Son elli yıldır Avrupalı ve Amerikalı işçilere “demokrasinin” normal ve hatta kaçınılmaz bir var oluş hali olduğuna inanmaları öğretildi. Aslında bu, sınıf mücadelesini belli sınırlar içinde tutmak için işçi sınıfına belli ödünler verebilen zengin kapitalist ülkelerin benimsediği nispeten yeni bir icattır. Bu “sınıfsal barış” rejimi kırılmaya başladığı ölçüde, burjuvazi, trendeki bir adamın sigara içilmeyen vagondan sigara içilen vagona geçmesi kadar kolaylıkla demokrasiden diktatörlüğü geçecektir.

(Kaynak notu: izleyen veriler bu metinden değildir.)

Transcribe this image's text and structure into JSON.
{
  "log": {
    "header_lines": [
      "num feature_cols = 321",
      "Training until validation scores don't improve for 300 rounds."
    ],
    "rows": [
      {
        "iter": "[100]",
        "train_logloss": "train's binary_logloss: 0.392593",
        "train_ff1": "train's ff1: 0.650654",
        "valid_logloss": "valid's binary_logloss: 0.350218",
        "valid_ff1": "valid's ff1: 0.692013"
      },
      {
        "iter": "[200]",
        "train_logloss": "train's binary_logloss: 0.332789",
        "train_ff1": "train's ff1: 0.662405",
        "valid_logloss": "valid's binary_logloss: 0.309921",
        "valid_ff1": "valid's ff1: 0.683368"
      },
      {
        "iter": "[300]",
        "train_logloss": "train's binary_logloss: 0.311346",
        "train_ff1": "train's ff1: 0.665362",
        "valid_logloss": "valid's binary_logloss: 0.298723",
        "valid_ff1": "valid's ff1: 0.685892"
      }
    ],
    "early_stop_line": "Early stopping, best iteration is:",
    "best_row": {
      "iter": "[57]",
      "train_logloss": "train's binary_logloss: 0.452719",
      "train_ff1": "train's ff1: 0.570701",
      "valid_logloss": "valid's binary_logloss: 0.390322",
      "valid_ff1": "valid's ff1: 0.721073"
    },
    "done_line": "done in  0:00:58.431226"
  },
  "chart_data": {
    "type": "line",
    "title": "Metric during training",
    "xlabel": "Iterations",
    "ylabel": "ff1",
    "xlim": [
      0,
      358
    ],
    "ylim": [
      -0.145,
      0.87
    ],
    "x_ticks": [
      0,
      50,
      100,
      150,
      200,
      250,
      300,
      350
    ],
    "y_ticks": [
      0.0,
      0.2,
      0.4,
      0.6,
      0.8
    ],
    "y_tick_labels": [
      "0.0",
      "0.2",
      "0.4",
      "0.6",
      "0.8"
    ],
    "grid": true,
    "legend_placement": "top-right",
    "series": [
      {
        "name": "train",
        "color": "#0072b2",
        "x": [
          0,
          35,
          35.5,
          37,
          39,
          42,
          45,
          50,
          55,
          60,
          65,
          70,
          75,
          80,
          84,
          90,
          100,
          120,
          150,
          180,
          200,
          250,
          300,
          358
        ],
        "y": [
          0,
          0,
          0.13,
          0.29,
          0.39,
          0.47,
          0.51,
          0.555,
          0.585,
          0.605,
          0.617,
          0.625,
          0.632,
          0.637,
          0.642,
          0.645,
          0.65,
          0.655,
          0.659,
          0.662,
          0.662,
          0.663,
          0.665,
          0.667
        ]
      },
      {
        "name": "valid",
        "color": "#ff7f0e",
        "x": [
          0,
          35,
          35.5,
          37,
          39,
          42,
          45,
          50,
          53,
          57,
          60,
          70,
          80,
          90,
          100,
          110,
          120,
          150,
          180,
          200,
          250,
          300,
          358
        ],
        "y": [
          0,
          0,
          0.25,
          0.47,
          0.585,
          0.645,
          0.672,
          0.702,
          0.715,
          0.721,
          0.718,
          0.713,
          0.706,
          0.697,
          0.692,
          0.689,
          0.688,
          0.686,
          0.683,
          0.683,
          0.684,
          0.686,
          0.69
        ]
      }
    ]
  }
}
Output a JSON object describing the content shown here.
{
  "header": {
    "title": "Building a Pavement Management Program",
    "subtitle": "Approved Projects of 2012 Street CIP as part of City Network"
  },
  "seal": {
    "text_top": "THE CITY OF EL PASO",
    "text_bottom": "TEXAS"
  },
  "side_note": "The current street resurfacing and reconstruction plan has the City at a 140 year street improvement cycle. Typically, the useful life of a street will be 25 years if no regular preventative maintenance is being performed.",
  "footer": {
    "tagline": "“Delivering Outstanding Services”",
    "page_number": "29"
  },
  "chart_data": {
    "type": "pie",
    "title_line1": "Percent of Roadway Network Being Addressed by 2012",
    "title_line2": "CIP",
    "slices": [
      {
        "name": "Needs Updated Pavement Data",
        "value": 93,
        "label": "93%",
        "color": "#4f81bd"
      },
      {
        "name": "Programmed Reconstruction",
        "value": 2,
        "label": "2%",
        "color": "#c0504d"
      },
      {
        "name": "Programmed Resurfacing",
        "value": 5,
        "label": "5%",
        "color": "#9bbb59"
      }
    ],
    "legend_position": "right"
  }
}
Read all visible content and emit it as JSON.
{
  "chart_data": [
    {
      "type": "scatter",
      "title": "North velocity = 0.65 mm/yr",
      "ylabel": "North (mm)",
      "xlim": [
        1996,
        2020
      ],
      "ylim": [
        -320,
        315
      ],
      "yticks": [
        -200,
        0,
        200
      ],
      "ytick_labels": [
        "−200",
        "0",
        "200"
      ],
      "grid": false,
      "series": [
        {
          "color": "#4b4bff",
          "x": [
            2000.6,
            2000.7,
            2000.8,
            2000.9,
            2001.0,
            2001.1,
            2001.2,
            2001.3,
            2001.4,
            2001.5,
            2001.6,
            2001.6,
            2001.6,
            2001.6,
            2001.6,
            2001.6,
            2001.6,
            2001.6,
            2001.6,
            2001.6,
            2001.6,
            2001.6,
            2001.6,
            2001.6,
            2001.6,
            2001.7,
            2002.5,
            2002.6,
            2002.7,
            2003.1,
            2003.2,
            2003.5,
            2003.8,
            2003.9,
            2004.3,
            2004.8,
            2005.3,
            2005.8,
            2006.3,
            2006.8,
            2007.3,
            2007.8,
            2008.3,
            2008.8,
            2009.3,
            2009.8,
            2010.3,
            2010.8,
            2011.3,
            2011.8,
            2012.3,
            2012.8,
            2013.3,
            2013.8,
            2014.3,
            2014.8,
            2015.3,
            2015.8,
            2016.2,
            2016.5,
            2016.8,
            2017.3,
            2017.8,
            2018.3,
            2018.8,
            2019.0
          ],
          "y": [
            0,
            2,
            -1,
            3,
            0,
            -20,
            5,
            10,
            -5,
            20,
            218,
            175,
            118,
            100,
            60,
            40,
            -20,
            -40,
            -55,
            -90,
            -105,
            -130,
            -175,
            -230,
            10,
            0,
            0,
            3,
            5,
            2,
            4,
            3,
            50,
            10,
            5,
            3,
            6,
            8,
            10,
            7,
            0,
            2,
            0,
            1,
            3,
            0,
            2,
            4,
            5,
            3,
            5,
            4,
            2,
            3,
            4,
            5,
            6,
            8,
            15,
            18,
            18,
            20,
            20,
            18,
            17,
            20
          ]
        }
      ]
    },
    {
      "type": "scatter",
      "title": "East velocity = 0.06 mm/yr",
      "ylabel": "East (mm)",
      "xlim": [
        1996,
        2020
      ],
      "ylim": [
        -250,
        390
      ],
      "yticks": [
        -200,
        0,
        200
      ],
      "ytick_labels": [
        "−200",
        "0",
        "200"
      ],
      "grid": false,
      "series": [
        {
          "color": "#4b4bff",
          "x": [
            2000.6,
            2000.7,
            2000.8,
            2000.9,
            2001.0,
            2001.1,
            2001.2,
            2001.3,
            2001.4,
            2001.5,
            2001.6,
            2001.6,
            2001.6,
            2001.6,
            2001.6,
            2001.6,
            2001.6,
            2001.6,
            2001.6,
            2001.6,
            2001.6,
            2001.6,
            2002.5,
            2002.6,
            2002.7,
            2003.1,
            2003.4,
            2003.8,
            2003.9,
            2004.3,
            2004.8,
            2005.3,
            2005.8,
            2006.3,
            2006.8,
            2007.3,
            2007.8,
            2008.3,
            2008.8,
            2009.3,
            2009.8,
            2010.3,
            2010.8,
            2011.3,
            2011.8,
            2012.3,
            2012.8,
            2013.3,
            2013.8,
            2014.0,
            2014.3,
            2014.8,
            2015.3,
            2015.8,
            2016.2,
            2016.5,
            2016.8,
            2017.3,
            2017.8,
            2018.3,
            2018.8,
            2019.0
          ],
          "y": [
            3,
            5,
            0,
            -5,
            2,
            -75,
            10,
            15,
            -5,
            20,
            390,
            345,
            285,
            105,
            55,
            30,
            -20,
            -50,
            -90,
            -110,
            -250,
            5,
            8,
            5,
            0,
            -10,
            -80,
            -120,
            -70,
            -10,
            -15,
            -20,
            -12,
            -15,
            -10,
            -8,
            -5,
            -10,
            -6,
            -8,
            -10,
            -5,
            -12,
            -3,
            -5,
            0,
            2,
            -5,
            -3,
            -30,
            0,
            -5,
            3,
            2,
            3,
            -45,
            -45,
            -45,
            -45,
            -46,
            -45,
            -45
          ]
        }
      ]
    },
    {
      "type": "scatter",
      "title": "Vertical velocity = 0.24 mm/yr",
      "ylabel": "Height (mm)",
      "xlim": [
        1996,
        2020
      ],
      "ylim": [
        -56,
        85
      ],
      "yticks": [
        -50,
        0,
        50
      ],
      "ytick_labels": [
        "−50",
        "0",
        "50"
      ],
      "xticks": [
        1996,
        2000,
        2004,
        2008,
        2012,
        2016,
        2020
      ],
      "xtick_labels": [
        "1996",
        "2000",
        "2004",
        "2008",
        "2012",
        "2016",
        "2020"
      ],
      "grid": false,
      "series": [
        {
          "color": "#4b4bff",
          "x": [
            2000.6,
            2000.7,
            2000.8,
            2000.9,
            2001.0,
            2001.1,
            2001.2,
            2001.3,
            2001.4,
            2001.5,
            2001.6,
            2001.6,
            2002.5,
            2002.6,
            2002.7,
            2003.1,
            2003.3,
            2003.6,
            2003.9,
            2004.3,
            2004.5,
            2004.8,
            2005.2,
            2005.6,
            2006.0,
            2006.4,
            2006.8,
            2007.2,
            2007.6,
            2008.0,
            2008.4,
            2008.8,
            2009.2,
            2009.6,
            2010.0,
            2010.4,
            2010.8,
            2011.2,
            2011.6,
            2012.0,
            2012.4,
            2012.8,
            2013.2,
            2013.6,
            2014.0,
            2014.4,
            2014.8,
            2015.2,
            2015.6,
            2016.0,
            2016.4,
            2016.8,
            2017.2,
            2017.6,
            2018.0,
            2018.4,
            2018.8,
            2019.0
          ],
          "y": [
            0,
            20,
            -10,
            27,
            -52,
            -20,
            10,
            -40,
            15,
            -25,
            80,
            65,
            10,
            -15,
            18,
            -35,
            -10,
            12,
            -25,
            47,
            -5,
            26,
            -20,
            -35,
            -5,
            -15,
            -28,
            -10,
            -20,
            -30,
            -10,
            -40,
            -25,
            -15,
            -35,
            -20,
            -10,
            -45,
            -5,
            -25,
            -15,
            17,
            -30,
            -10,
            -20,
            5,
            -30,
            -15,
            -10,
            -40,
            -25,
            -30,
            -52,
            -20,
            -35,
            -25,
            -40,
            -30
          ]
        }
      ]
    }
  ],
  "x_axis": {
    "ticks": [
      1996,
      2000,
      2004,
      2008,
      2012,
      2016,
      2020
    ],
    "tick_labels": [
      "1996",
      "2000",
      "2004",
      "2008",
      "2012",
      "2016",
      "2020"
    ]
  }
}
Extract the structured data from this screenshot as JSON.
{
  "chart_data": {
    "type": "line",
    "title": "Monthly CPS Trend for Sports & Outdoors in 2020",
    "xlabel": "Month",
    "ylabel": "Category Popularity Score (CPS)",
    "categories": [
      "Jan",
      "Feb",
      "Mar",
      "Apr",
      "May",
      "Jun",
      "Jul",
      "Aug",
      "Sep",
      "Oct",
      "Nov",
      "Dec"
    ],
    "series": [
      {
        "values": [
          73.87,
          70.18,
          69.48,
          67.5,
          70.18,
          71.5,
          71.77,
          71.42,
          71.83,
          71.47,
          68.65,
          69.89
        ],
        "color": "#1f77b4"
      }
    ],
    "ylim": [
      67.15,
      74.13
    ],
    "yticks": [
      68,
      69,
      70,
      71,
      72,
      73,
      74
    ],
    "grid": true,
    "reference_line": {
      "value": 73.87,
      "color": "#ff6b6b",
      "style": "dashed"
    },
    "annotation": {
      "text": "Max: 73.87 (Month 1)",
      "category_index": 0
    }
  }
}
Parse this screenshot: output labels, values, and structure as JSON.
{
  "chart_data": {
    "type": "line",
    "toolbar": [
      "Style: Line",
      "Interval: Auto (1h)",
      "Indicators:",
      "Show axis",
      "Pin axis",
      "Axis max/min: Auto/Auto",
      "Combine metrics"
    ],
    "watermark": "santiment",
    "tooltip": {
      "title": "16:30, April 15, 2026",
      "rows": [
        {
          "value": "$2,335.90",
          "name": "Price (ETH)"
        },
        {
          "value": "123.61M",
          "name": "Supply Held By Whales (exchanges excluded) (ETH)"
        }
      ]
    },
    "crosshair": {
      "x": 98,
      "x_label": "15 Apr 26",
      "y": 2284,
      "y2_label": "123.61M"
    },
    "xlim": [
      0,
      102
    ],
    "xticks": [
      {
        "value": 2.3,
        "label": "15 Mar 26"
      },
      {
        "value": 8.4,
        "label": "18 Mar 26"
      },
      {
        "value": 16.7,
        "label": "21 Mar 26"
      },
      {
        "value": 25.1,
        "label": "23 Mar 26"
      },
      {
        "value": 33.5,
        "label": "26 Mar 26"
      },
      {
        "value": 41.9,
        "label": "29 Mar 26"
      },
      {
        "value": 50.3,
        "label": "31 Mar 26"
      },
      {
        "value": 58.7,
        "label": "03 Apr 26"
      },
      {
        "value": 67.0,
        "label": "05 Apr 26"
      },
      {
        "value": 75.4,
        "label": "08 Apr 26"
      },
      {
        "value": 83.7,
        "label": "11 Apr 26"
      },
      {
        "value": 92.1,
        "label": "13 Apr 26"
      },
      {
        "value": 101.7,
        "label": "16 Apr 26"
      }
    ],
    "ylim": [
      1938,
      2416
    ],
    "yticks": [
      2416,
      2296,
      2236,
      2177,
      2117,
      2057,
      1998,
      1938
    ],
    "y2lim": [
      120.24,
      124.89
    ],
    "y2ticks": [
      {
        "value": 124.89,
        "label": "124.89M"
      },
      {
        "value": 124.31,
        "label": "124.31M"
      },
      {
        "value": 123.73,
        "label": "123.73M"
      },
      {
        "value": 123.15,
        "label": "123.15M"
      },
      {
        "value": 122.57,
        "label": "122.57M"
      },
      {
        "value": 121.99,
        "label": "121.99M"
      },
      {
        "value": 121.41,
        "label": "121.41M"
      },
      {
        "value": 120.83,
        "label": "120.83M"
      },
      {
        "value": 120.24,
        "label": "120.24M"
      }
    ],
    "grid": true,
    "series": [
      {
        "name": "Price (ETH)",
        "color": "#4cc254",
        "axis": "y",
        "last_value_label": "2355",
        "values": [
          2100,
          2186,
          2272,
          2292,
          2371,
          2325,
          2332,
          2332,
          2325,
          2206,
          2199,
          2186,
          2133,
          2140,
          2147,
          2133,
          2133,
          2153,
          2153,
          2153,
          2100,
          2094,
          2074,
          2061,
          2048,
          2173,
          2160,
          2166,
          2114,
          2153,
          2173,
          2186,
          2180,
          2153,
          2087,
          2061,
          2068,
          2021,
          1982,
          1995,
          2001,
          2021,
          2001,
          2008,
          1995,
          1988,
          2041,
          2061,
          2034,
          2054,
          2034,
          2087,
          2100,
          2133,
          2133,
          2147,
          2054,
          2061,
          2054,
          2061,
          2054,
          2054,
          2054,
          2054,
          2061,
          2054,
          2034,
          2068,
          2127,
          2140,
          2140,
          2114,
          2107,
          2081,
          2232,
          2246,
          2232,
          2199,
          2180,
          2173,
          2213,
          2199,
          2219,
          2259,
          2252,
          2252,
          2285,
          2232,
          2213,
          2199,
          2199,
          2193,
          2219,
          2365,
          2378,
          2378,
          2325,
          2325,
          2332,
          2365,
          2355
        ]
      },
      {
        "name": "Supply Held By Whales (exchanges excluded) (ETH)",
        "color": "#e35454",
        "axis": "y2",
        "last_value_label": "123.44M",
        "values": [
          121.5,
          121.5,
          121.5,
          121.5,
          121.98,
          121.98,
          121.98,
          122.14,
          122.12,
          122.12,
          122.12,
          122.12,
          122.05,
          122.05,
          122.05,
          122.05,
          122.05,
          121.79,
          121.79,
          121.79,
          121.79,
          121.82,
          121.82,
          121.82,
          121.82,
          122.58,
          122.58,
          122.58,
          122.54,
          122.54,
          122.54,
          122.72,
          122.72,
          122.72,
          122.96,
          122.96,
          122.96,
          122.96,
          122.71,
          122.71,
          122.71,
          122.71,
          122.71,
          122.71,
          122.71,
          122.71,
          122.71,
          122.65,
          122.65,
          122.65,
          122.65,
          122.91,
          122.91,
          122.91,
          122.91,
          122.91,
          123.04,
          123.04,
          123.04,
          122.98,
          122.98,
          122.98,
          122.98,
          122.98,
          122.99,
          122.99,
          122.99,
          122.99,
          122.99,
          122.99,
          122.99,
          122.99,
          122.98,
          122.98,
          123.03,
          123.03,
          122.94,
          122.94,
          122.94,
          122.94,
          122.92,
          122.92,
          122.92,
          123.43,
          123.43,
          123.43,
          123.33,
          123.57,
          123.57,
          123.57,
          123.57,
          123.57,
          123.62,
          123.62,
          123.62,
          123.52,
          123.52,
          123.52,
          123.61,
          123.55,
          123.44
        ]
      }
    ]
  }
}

Bugün var olan demokratik hakları, işçi sınıfının kapitalistlere karşı nice kanlar dökerek kazandığı asla akıldan çıkarılmamalıdır. Demokrasinin kökleri çok yüzeydedir ve kolayca sökülebilir, yeter ki burjuvazi işçi sınıfının “normal” araçlarla kontrol edilmesinin olanaksız olduğuna karar versin. Her halükârda, demokrasi denen şey, aslında büyük firmaların diktatörlüğünü gizleyen incir yaprağından başka bir şey değildir. Gerekli olan şey büyük tekellerin ve bankaların diktatörlüğüne son vermek ve sosyalizme giden yolda ilk adım olarak işçi demokrasisi rejimini ve Sosyalist Birleşik Avrupa Devletlerini kurmaktır.
Nihayetinde bütün burjuva partilerde, açıkça Bonapartist partilerin oluşumuyla sonuçlanan bölünmeler olacak ve toplumda, 1970’lerdeki Gladyo benzeri her türden sağcı gizli oluşumun yolunu hazırlayan bir sağ-sol kutuplaşması yaşanacaktır. İşçi sınıfının ve örgütlerinin gücü dikkate alındığında, bu durum sınıf mücadelesinde bir patlamanın ve hatta açık bir iç savaşın yolunu döşeyebilir.
Fakat burjuvazi bütün diğer olanaklar tüketilinceye kadar açık gericiliğe başvurmayacaktır. Bu aşamaya ulaşmadan önce, işçilerin birbiri ardına birçok ülkede iktidarı almak için pek çok olanağı olacaktır. Ancak işçi sınıfının bir dizi ciddi yenilgisinin ardından, Bonapartist diktatörlük tehlikesi ortaya çıkacaktır.